Ralph Baer was born in Germany in 1922 and grew up in Pirmasens until the age of 16, when he and his parents were forced to emigrate to the United States in 1938 because of their Jewish ancestry. There he worked for a military supply company from 1955. Later, he had the idea that there had to be something else to do with the many TV sets in households than just watch TV. So he developed a device that made it possible for the first time to interact with the TV. This resulted in the principle of a game console with two controllers, where two players could compete against each other in a ping-pong game. The game principle was based on “Tennis for two”, which had already been developed for an analog computer in 1958 and used an oscilloscope as a screen. Ralph Baer’s game consisted only of two larger squares that served as rackets, a smaller square as the ball, and a vertical line in the middle of the screen as the net.
The controller could be used to move the paddle horizontally and vertically by turning two knobs with potentiometers. Furthermore, there was a third knob that could change the spin of the ball and a reset button. Baer developed the console to product maturity together with the television manufacturer Magnavox. Finally, in 1972, the game console called Odyssey was launched. In addition to the table tennis game, the console contained 11 other games based on the same principle, which could be changed using so-called wire bridge cards (the forerunners of the later game modules). Furthermore, there was already a light gun with which a so-called clay pigeon shooting could be played.

Nolan Bushnell, the founder of Atari, was also present at one of the first presentations of the game console. He was so enthusiastic about the game idea that he copied the table tennis game and implemented it as PONG for his first arcade game machine. This also led to a patent dispute between Magnavox and Atari because of the later Atari Home-Pong video game console, at the end of which a settlement was reached.

Universum Color Multi Spiel 4106 auf Basis des AY-3-8500 IC

The Magnavox Odyssey was sold in Germany under license by ITT Schaub Lorenz. So Pong is also the first worldwide known telegame. Later, many replicas flooded the market, which were then already developed on IC basis. In my collection I have a Universum Multi-Game Color 4106 from the former mail order company Quelle in Fürth with an IC AY-3-8500 from General Instrument Corporation, which was produced from 1976 on and contained 5 Pong games and two shooting games. This chip was also used in many other clones. Thus, by the end of the 1970s, many video game consoles had already moved into living rooms at home.

Starting in 1977, Germany even had its own TV game show based on Pong, appropriately named “Telespiele”, which was broadcast by Südwestrundfunk (SWR). The implementation was made very funny, because the viewers in the hall had to use their voices to move the paddles while playing Pong.
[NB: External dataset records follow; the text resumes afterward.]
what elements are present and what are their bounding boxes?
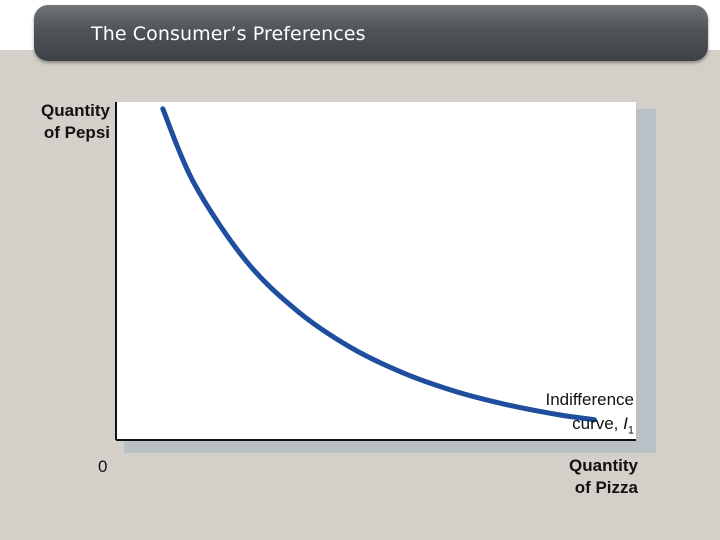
indifference-curve-line: [160, 106, 597, 423]
slide-title: The Consumer’s Preferences: [91, 23, 366, 45]
curve-label-prefix: curve,: [572, 414, 624, 433]
x-axis-label: Quantity of Pizza: [520, 455, 638, 499]
origin-label: 0: [98, 457, 108, 476]
curve-label: Indifference curve, I1: [504, 388, 634, 442]
y-axis-label-line-1: Quantity: [41, 101, 110, 120]
x-axis-label-line-1: Quantity: [569, 456, 638, 475]
y-axis-label: Quantity of Pepsi: [18, 100, 110, 144]
curve-label-line-2: curve, I1: [504, 412, 634, 442]
title-bar: The Consumer’s Preferences: [34, 5, 708, 61]
y-axis-label-line-2: of Pepsi: [43, 123, 110, 142]
curve-label-symbol: I: [623, 414, 628, 433]
plot-area: [116, 102, 636, 440]
curve-label-subscript: 1: [627, 424, 634, 437]
x-axis-label-line-2: of Pizza: [574, 478, 638, 497]
curve-label-line-1: Indifference: [545, 390, 634, 409]
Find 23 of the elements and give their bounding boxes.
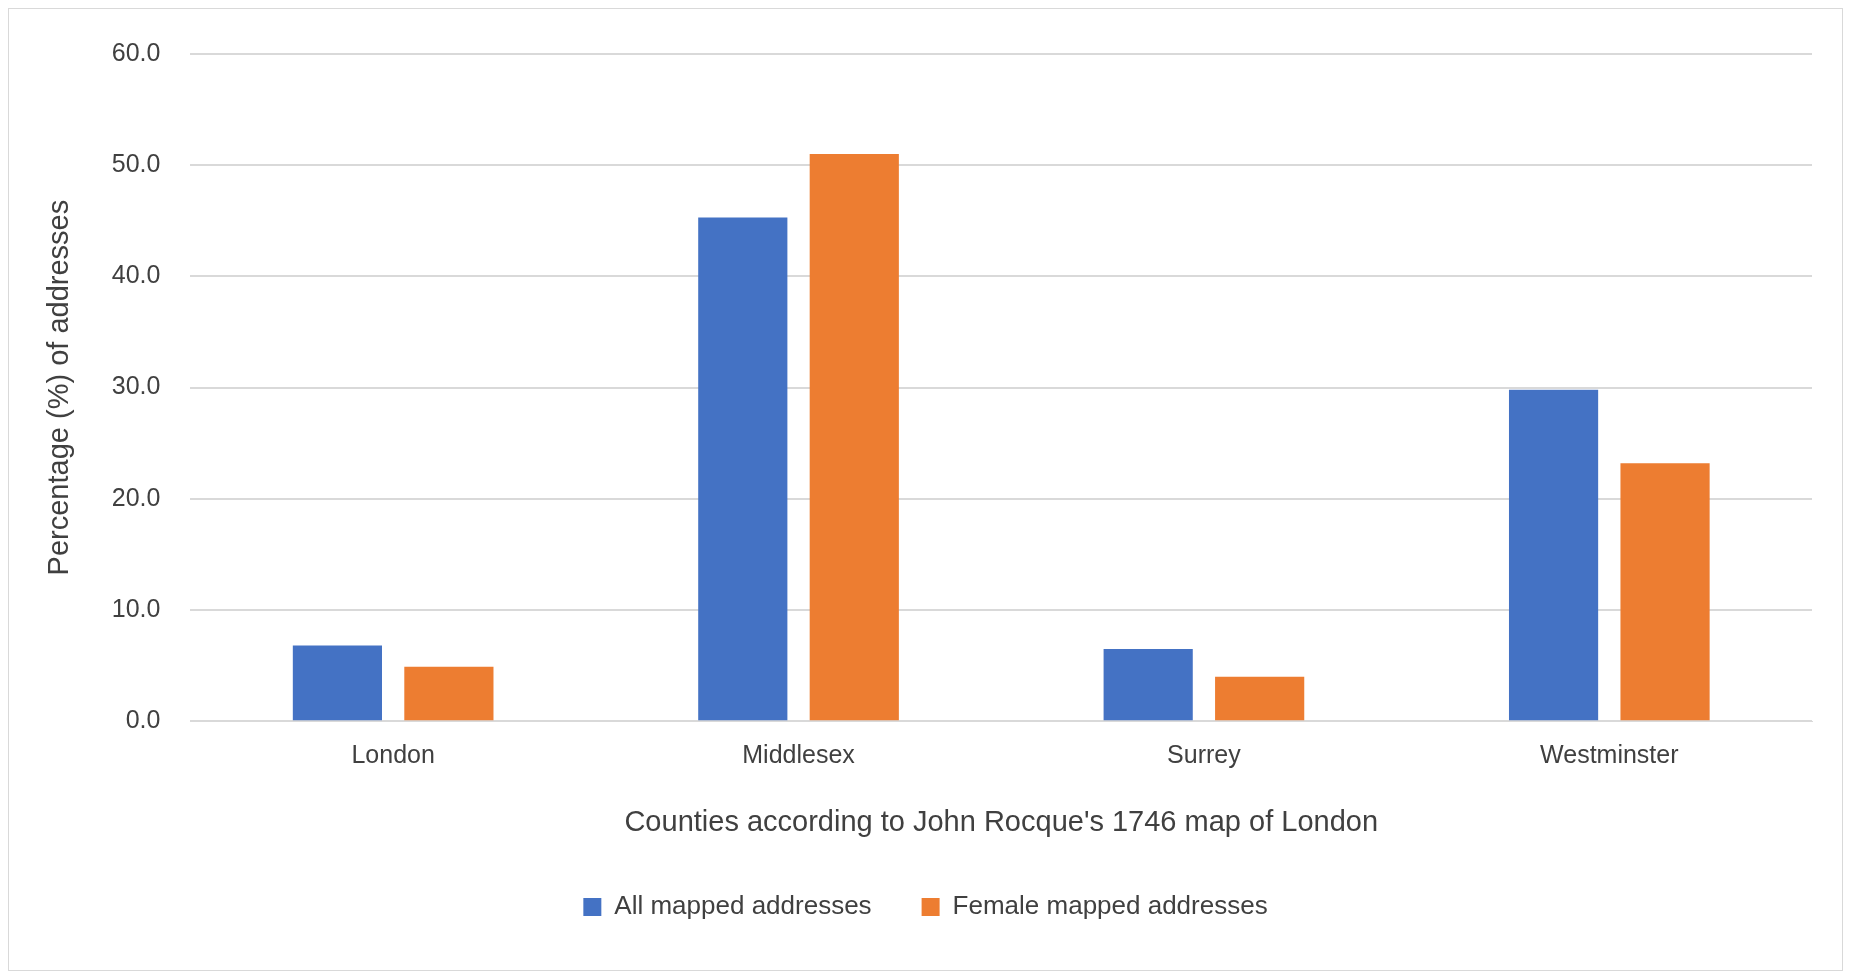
x-tick-label: Middlesex — [742, 740, 856, 769]
y-tick-label: 60.0 — [111, 37, 161, 66]
bar — [698, 217, 788, 721]
x-axis-title: Counties according to John Rocque's 1746 map of London — [624, 804, 1379, 837]
y-tick-label: 10.0 — [111, 593, 161, 622]
bar — [1620, 463, 1710, 721]
y-axis-title: Percentage (%) of addresses — [42, 199, 75, 576]
y-tick-label: 40.0 — [111, 260, 161, 289]
y-tick-label: 30.0 — [111, 371, 161, 400]
bar — [404, 666, 494, 721]
y-tick-label: 20.0 — [111, 482, 161, 511]
legend-label: Female mapped addresses — [952, 890, 1268, 921]
x-tick-label: Westminster — [1540, 740, 1679, 769]
x-tick-label: London — [351, 740, 435, 769]
y-tick-label: 50.0 — [111, 149, 161, 178]
bar — [1215, 676, 1305, 721]
bar — [292, 645, 382, 721]
bar — [1103, 648, 1193, 721]
y-tick-label: 0.0 — [125, 705, 161, 734]
x-tick-label: Surrey — [1167, 740, 1242, 769]
legend-label: All mapped addresses — [614, 890, 872, 921]
bar — [1508, 389, 1599, 721]
bar — [809, 154, 899, 721]
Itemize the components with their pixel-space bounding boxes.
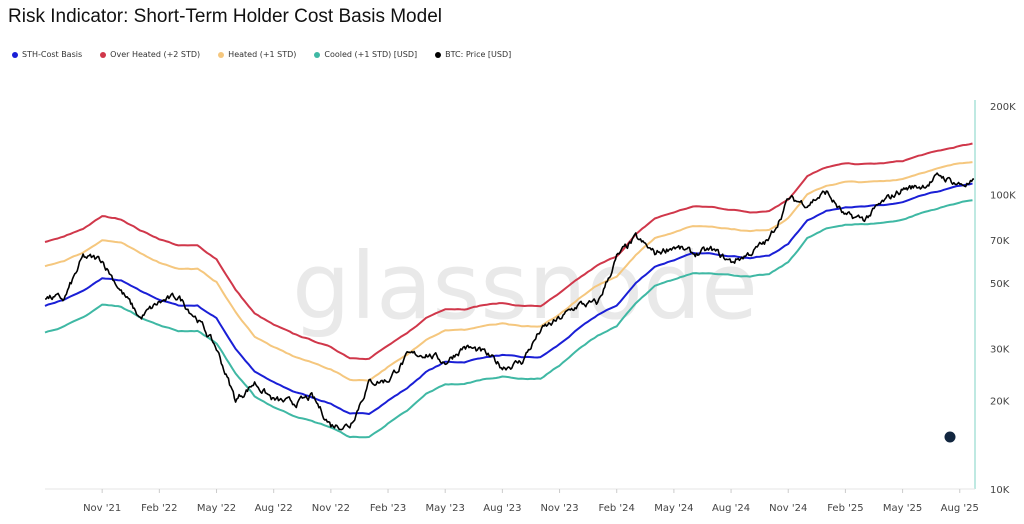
y-tick-label: 200K [990,102,1016,113]
series-line-heated-1-std [44,161,973,382]
series-line-btc-price-usd [44,172,975,431]
x-tick-label: Feb '23 [370,503,406,514]
legend-item[interactable]: STH-Cost Basis [12,50,82,59]
watermark: glassnode [292,233,758,340]
series-line-cooled-1-std-usd [44,199,973,439]
legend-item[interactable]: Cooled (+1 STD) [USD] [314,50,417,59]
x-tick-label: May '23 [426,503,465,514]
legend-label: Cooled (+1 STD) [USD] [324,50,418,59]
legend-dot-icon [12,51,18,58]
x-tick-label: Feb '24 [599,503,635,514]
x-tick-label: Aug '22 [255,503,293,514]
legend-label: BTC: Price [USD] [445,50,512,59]
x-tick-label: Nov '21 [83,503,121,514]
glassnode-badge-icon [944,431,956,443]
x-tick-label: Nov '23 [540,503,578,514]
x-tick-label: May '24 [654,503,693,514]
y-tick-label: 10K [990,485,1010,496]
x-tick-label: Aug '24 [712,503,750,514]
chart-title: Risk Indicator: Short-Term Holder Cost B… [8,6,442,27]
legend-dot-icon [435,51,442,58]
legend-label: Over Heated (+2 STD) [110,50,201,59]
x-tick-label: Feb '25 [827,503,863,514]
x-tick-label: Aug '23 [483,503,521,514]
legend-item[interactable]: Heated (+1 STD) [218,50,296,59]
series-line-over-heated-2-std [44,142,973,361]
x-tick-label: May '25 [883,503,922,514]
x-tick-label: May '22 [197,503,236,514]
x-tick-label: Nov '24 [769,503,807,514]
y-tick-label: 30K [990,345,1010,356]
legend-dot-icon [100,51,107,58]
legend-dot-icon [218,51,225,58]
x-tick-label: Aug '25 [941,503,979,514]
y-tick-label: 70K [990,236,1010,247]
series-line-sth-cost-basis [44,182,973,415]
legend-item[interactable]: Over Heated (+2 STD) [100,50,200,59]
y-tick-label: 20K [990,396,1010,407]
x-tick-label: Feb '22 [141,503,177,514]
y-tick-label: 100K [990,191,1016,202]
y-tick-label: 50K [990,279,1010,290]
legend-item[interactable]: BTC: Price [USD] [435,50,511,59]
x-tick-label: Nov '22 [312,503,350,514]
legend-label: Heated (+1 STD) [228,50,297,59]
legend-dot-icon [314,51,321,58]
legend-label: STH-Cost Basis [22,50,83,59]
legend: STH-Cost Basis Over Heated (+2 STD) Heated… [12,50,511,59]
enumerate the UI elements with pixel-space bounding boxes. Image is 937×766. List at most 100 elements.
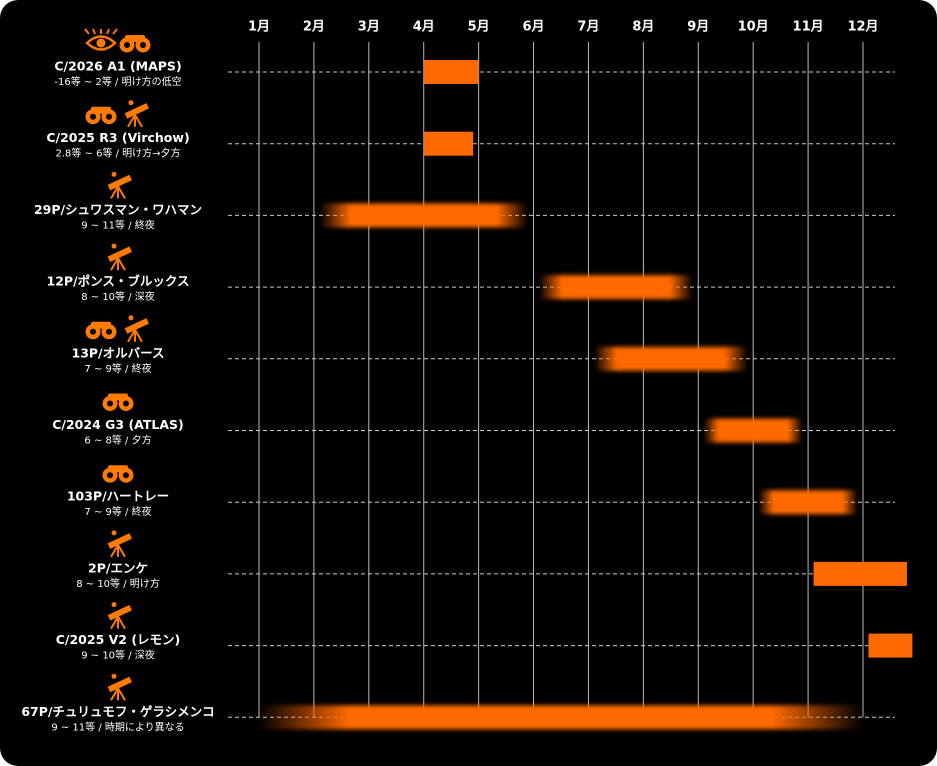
eye-lash [92, 28, 96, 35]
telescope-head [111, 171, 117, 177]
binocular-inner [107, 472, 113, 479]
comet-detail: 7 ~ 9等 / 終夜 [84, 505, 151, 518]
visibility-bar [593, 346, 748, 371]
telescope-leg [110, 616, 119, 630]
telescope-head [128, 100, 134, 106]
telescope-tube [124, 103, 149, 119]
visibility-bar [539, 275, 693, 300]
instrument-icons [107, 602, 132, 630]
instrument-icons [102, 465, 134, 483]
comet-name: C/2025 R3 (Virchow) [46, 130, 189, 145]
comet-name: 103P/ハートレー [67, 489, 169, 504]
visibility-bar [868, 633, 913, 658]
telescope-leg [117, 257, 126, 271]
comet-detail: 7 ~ 9等 / 終夜 [84, 362, 151, 375]
telescope-head [111, 602, 117, 608]
binocular-inner [123, 400, 129, 407]
comet-name: C/2024 G3 (ATLAS) [52, 417, 184, 432]
comet-name: 67P/チュリュモフ・ゲラシメンコ [21, 704, 214, 719]
telescope-leg [110, 544, 119, 558]
month-label: 5月 [468, 20, 490, 35]
comet-detail: 9 ~ 11等 / 時期により異なる [51, 720, 184, 733]
comet-detail: 6 ~ 8等 / 夕方 [84, 434, 151, 447]
telescope-head [111, 243, 117, 249]
month-label: 12月 [847, 20, 878, 35]
eye-lash [106, 28, 110, 35]
instrument-icons [107, 673, 132, 701]
binocular-bridge [108, 465, 128, 473]
visibility-bar [423, 131, 474, 156]
comet-name: 12P/ポンス・ブルックス [47, 274, 190, 289]
binocular-inner [123, 472, 129, 479]
visibility-bar [259, 705, 863, 730]
comet-name: 2P/エンケ [88, 560, 148, 575]
binocular-bridge [108, 393, 128, 401]
instrument-icons [85, 315, 149, 343]
visibility-bar [758, 490, 858, 515]
telescope-tube [107, 676, 132, 693]
month-label: 7月 [577, 20, 599, 35]
telescope-head [128, 315, 134, 321]
month-label: 4月 [413, 20, 435, 35]
eye-lash [84, 28, 90, 35]
binocular-inner [140, 42, 146, 48]
telescope-leg [134, 329, 143, 343]
binocular-bridge [91, 106, 111, 114]
binocular-inner [106, 328, 112, 335]
month-label: 9月 [687, 20, 709, 35]
comet-detail: 9 ~ 10等 / 深夜 [81, 649, 155, 662]
visibility-bar [423, 60, 479, 84]
month-label: 10月 [738, 20, 769, 35]
telescope-leg [134, 114, 143, 128]
binocular-inner [124, 42, 130, 48]
comet-detail: -16等 ~ 2等 / 明け方の低空 [54, 75, 181, 88]
binocular-bridge [125, 35, 145, 42]
comet-name: C/2025 V2 (レモン) [56, 632, 181, 647]
telescope-leg [127, 329, 136, 343]
telescope-leg [117, 616, 126, 630]
month-label: 3月 [358, 20, 380, 35]
comet-name: C/2026 A1 (MAPS) [54, 59, 181, 74]
month-label: 2月 [303, 20, 325, 35]
comet-detail: 8 ~ 10等 / 明け方 [76, 577, 160, 590]
instrument-icons [102, 393, 134, 411]
telescope-tube [107, 246, 132, 263]
month-label: 8月 [632, 20, 654, 35]
telescope-leg [110, 185, 119, 199]
telescope-head [111, 530, 117, 536]
eye-icon [85, 35, 117, 51]
telescope-leg [117, 544, 126, 558]
instrument-icons [84, 28, 151, 53]
binocular-inner [107, 400, 113, 407]
binocular-inner [90, 328, 96, 335]
eye-lash [112, 28, 118, 35]
comet-detail: 8 ~ 10等 / 深夜 [81, 290, 155, 303]
binocular-inner [106, 113, 112, 120]
binocular-inner [90, 113, 96, 120]
visibility-bar [703, 418, 803, 443]
comet-name: 13P/オルバース [72, 345, 165, 360]
instrument-icons [107, 243, 132, 271]
telescope-leg [127, 114, 136, 128]
comet-name: 29P/シュワスマン・ワハマン [34, 202, 202, 217]
telescope-leg [117, 185, 126, 199]
month-label: 1月 [248, 20, 270, 35]
telescope-leg [117, 687, 126, 701]
month-label: 11月 [793, 20, 824, 35]
telescope-tube [107, 174, 132, 191]
telescope-head [111, 673, 117, 679]
visibility-bar [319, 203, 529, 228]
telescope-tube [107, 604, 132, 621]
instrument-icons [107, 171, 132, 199]
binocular-bridge [91, 321, 111, 329]
telescope-leg [110, 687, 119, 701]
instrument-icons [107, 530, 132, 558]
comet-detail: 2.8等 ~ 6等 / 明け方→夕方 [55, 147, 180, 160]
visibility-bar [813, 561, 907, 586]
telescope-leg [110, 257, 119, 271]
comet-detail: 9 ~ 11等 / 終夜 [81, 218, 155, 231]
telescope-tube [124, 318, 149, 334]
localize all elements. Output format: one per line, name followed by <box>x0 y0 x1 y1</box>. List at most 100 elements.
The presenter was the young and then still largely unknown Thomas Gottschalk, who later took off with his own music talk show “Na sowas” and finally achieved cult status as a TV entertainer with “Wetten dass …”.

However, the boom of Pong did not last long, because the game principle was very trivial. Atari quickly felt this in the strongly decreasing sales in the arcades. In the meantime, however, Atari employee Steve Jobs was commissioned to develop a new game. He was assisted by his friend Steve Wozniak, who was a much more talented programmer. The result was the game Breakout. Basically a one-player Pong, where you had to shoot a wall of colored stones with your paddle and a ball. The next arcade classic was born.

Nolan Bushnell of Atari best recognized the potential of home video games. The successor to the home pong console then became the now legendary Atari VCS 2600 with color graphics, sound and interchangeable modules. With the game Space Invaders, the boom of consoles really started at the end of the 1970s and founded today’s billion-dollar games market in the following 30 years.

Ralph Baer played a significant role in this with his idea of using the TV at home for video games. By the way, he later developed another legendary game idea: SIMON by Milton Bradley (MB), was a memory and skill game in which you had to replay an ever-lengthening sequence of four colors and sounds.